Open mkpython3 opened 3 years ago
Hi,
Sorry for the delay in reply. NA implies that the status (hyper/hypo) of the DMRs could not be interpreted. I would suggest visualisation of few DMRs. But, if all the status is "NA" I would say it does not have enough power to identify the DMRs with confidence.
Thanks, Akanksha
Hey, thank you for your response.
So do I understand it correctly: HOME first discovers a potential DMR in that region. But then it does not find enough confidence to report it. The DMR will be written to the output file anyways but with all columns NA. I just think it is a little weird since it only happened in the CHH context and a confidence score is still reported. Maybe the DMR should not appear in the output at all then?
Best regards Marius
Hi Marius,
Yes, so for time series data, HOME will try to find the difference between all the samples and will report the region of difference and its confidence (delta). It then checks for a consistent delta but is same direction (hyper/hypo) for possible pairwise comparisons. If its not able to find that it will report NA. You are right its a bit weird to get 'NAs' in all the samples. I guess its just telling you that the data does not have enough coverage for CHH methylation identification. Have to tried to visualise these DMRs on IGV or UCSC browser?
Thanks, Akanksha
Hey Akanksha
I have visualized a few DMRs now using a Python script. For some of the "All NA" DMRs it is quite obvious why they are NA because there is rarely any data in the range of the DMR. But for others i think there should be enough data that coverage should not be an issue. I have attached a few plots below. Here the size of the dots represents the coverage and the color (blue to pink) the level of methylation.

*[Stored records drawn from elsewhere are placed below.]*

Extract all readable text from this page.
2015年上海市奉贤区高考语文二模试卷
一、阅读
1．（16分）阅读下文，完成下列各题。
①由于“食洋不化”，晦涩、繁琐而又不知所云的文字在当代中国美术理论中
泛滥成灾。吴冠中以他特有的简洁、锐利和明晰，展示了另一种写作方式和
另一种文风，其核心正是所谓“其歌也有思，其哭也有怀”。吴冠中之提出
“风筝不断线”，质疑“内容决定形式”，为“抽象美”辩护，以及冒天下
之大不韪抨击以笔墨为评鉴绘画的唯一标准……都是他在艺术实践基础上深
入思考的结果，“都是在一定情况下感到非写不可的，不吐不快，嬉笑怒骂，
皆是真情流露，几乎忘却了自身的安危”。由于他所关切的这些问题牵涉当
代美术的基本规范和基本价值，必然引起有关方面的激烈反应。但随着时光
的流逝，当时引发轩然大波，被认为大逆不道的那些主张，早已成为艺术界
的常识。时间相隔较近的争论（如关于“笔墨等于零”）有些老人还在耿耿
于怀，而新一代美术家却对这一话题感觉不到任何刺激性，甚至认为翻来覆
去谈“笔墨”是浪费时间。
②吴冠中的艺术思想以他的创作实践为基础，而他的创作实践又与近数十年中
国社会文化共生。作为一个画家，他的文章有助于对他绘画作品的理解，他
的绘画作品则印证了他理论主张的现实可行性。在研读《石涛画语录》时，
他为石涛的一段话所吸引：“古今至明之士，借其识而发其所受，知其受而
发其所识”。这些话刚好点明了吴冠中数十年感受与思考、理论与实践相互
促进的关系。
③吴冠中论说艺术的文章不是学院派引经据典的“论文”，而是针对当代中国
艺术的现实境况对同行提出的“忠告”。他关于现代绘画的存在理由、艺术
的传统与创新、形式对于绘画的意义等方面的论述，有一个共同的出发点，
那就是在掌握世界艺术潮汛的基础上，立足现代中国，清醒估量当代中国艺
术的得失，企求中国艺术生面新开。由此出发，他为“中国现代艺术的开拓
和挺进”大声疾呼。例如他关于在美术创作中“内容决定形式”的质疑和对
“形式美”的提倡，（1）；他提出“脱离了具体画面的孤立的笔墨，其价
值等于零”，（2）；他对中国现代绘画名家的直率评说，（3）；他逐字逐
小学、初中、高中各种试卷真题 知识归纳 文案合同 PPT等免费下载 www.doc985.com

Thanks alot for your help! Marius
Hi Marius,
Thanks for sharing the plots. Its hard to visualise it like this. I think it will better to have a IGV or a UCSC plot in the standard format which will also show the direction of methylation. Please have a look at the HOME paper for reference.
Thanks, Akanksha
Hey Akanksha,
I managed to visualize the methylation levels in IGV. However, I don't know how to reproduce the plots with the methylation difference like in the HOME paper. And btw, what do you mean with "direction of methylation". Do you include an extra track with the DMR information? Because the methylation files are only 0 - 1 and not -1 - 1. Or is there an option in IGV to produce a methylation difference track from the others?
Best regards, Marius
Hi Marius,
You can upload the wig files from BSseeker2 for the samples and visualise the DMRs on IGV. I think this should give us the idea about what's the issue.
Thanks, Akanksha
Hey Akanksha,
thank you for your response. I am using Bismark for my analysis and merged the + and - strand for all chromosomes, therefore i have bedgraph files that go from 0 to 1 instead of wig files that go from -1 to 1. Anyways it should not make a huge difference. I converted those bedgraph files to .tdf files for igv and made a screenshot of a 100% NA DMR. I hope this helps?
Best regards, Marius
Hey, i am using HOME-timeseries with 23 Samples (no replicates) and i just noticed that most of my DMRs that got reported by HOME have "NA" in every Comb1-n column, even though max_delta and confidence_scores are reported.
An example looks like this:
Is this expected behavior? How can this happen?
I am happy to provide more information if necessary. In the meantime i will check if this happened also for other Contexts. The input files are about 273M (uncompressed), so let me know how to submit them if they are needed. Thanks alot in advance.